Leah Missbach Day

(b.1958; resides Chicago, IL)

Leah Missbach Day is drawn to the myriad of transitions teenagers must negotiate. Starting with a graduate school project on the street kids in her Wicker Park neighborhood, she has gone on to photograph the nieces and nephews of friends, teenagers at Great America, and students of her home-town high school in Summit (Argo Community High School). Since 1997 she has been volunteering as a counselor at a week-long Unitarian summer camp in Lake Geneva (for years prior she was a camper there), and while there she also photographs. Summer Camp: a special night at Burt Lodge documents campers preparing for the camp’s traditional, if not officially sanctioned, “Slut Night.” Trying on new identities with each outfit, the youths begin to adopt adult roles through grooming and posturing.
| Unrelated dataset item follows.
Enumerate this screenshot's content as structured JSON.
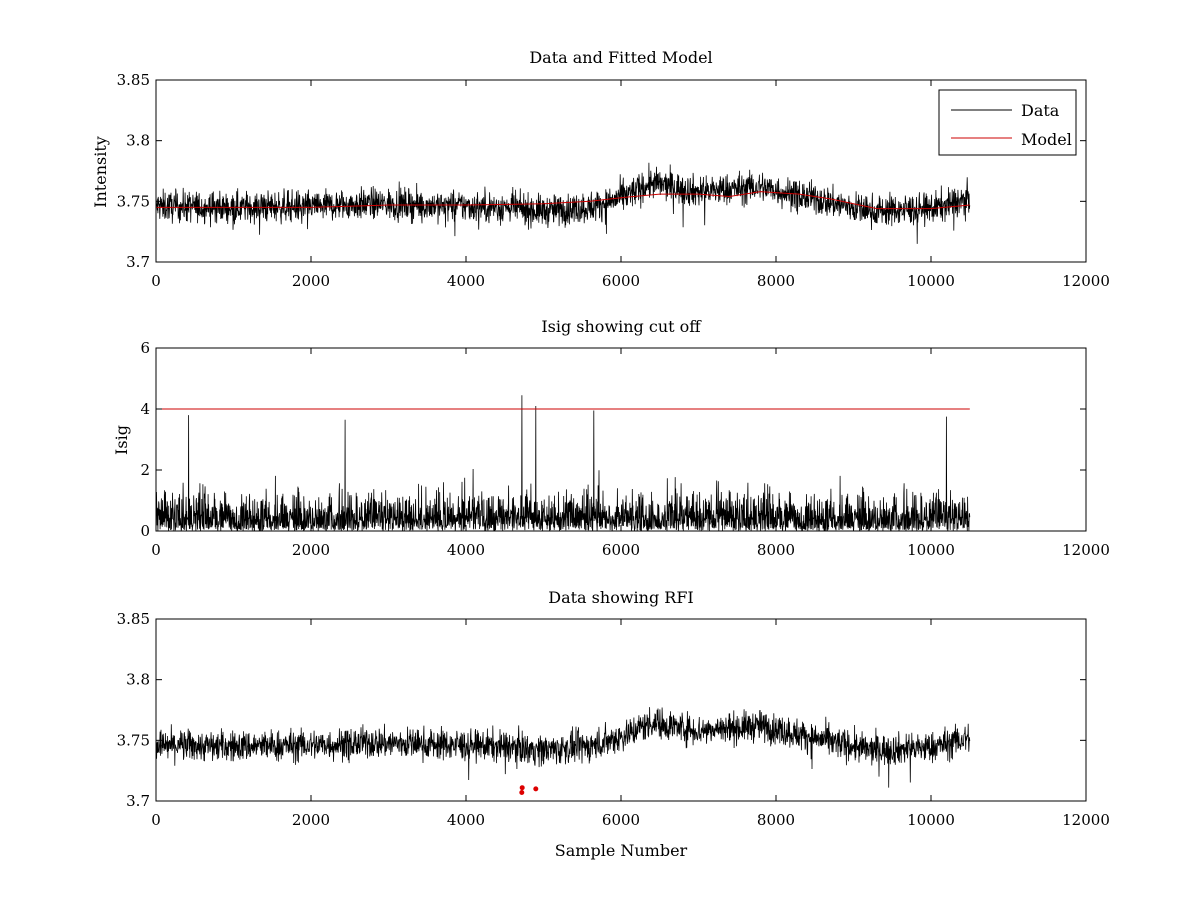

Some manifest their eagerness in this exploration by pushing the boundaries of acceptable dress, while others prefer to bear a close and careful witness of these displays.

Born in La Grange and raised in Bedford Park, Missbach Day graduated with a degree in product design and advertising from Southern Illinois University in 1979. She earned her MFA in Photography from Columbia College Chicago in 1998, where she has been a professor of photography since 1999. From 1995 to 2000 she was a Chicago Social Magazine columnist, and since 1995 she worked as a freelance photographer. Her photographs have been exhibited in New York at D2 Gallery; in Damascus, Syria at the International Women’s Arts Festival, Khan Asad Bacha Library, and American Cultural Center; and in Chicago at the Chicago Historical Society, Gallery 312, City Gallery in the Historic Water Tower, Museum of Science and Industry, Terra Museum of American Art, and as part of the Chicago Cultural Center’s widely-traveled exhibition Chicago in the Year 2000. Her work is also in the Refco Collection and the LaSalle Bank Collection.